Remember the scenes in “Minority Report,” where Tom Cruise was marketed to as he walked through various buildings?

It’s a bit like this, only less intrusive. While it may seem an in-store display is far from what our home TV systems will look like in the future, it really isn’t going to be much different. Flat panels feed us our favorite shows as they normally do now—but instead of the broadcast network supplying the content, it’s the Internet. DVR capabilities, customization tools and other ways to engage are baked right in—just touch the screen, or the remote, and you’re good to go. In the home, your IPTV experience won’t be quite as big and expansive, but you can imagine the possibilities.

Need to head out while still watching the big game? No issue. Just grab it and go on your handheld, which will support Internet TV content the same as your flat panel or that tiny tube in the kitchen or office.

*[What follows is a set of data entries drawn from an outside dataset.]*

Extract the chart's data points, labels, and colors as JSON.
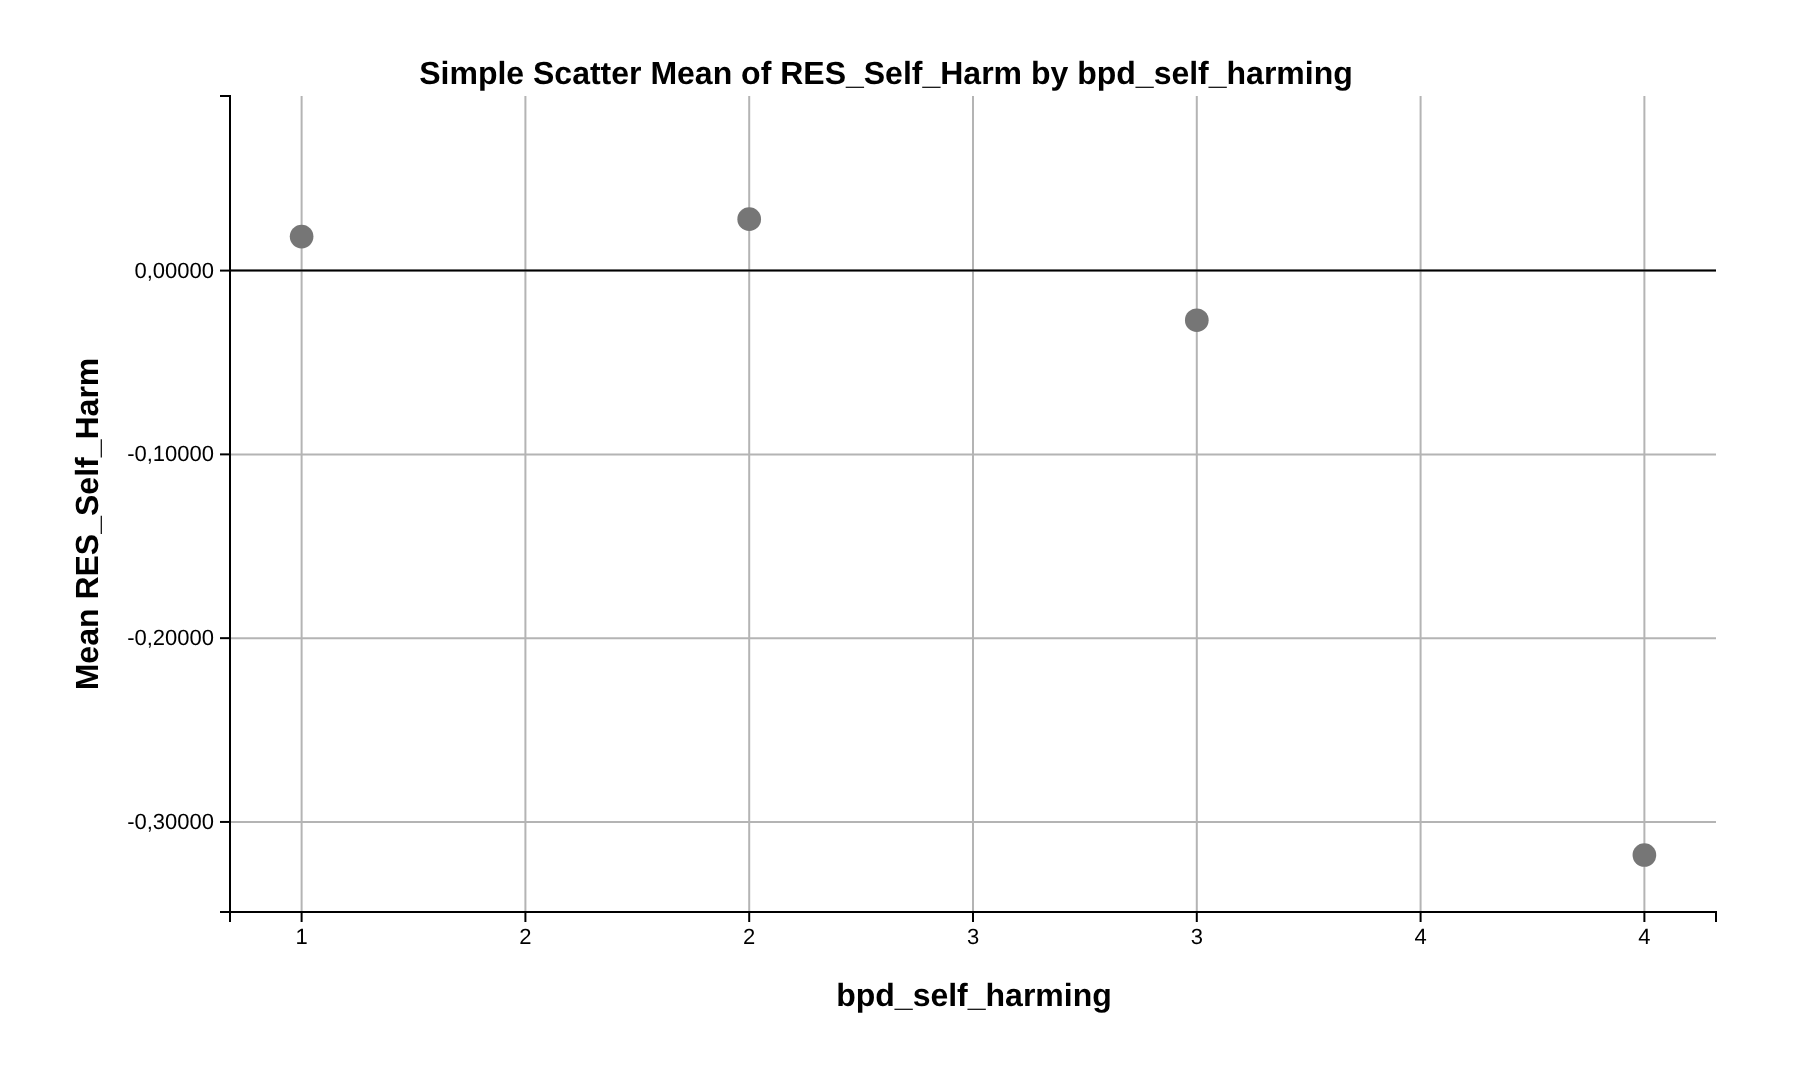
{
  "chart_data": {
    "type": "scatter",
    "title": "Simple Scatter Mean of RES_Self_Harm by bpd_self_harming",
    "xlabel": "bpd_self_harming",
    "ylabel": "Mean RES_Self_Harm",
    "x": [
      1,
      2,
      3,
      4
    ],
    "values": [
      0.0185,
      0.028,
      -0.027,
      -0.318
    ],
    "color": "#767676",
    "marker": "circle",
    "xlim": [
      0.84,
      4.16
    ],
    "xticks": [
      1,
      {
        "value": 1.5,
        "label": "2"
      },
      2,
      {
        "value": 2.5,
        "label": "3"
      },
      3,
      {
        "value": 3.5,
        "label": "4"
      },
      4
    ],
    "ylim": [
      -0.349,
      0.095
    ],
    "yticks": [
      {
        "value": 0,
        "label": "0,00000"
      },
      {
        "value": -0.1,
        "label": "-0,10000"
      },
      {
        "value": -0.2,
        "label": "-0,20000"
      },
      {
        "value": -0.3,
        "label": "-0,30000"
      }
    ],
    "grid": true,
    "ref_lines": [
      {
        "axis": "y",
        "value": 0,
        "color": "#000000"
      }
    ]
  }
}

I have to say it was pretty exciting to see. The future of television is about to become very cool!

Gaining Understanding and Feeling Encouraged

February 4, 2009 10:51 AM

I’ve definitely taken a crash course in the school of hard knocks with my move into entertainment this past year, but things are getting better. The industry is without question one of the most challenging I’ve worked in. Just as I feel I’ve got some element figured out, another five things crop up that I never even thought of.

Internet business is so incredibly easy. It’s almost nothing to start a site, and you don’t really have to work for traffic, since gaming page views and unique visitors can be very easily done. Ad networks handle the financing. All you need to do is show up.

TV business, on the other hand, is this gigantic cluster mess that you need to unravel.

I know that for most of TVWeek’s readers, it might not seem that way. But coming into the business from the outside, holy cow. It’s a little like I’m staring at the Matrix. It’s both terrifying and awesome. I’ve not sold a project yet, but you can bet I’m working on it. I think the progress has been pretty good, considering.

A year ago I was an Internet executive marveling at the term “leave behind” and Google-searching for info. Today I’ve got a pretty solid understanding of how the industry works and, more importantly, how to take your best shot at it. Once you start to get this kind of sense, it’s not so overwhelming. I’ve gotten to a point where I can talk shop about how to do things, share what works and what doesn’t.

I can say that I enjoy the work so much more now that I understand it. If nothing else, that’s progress.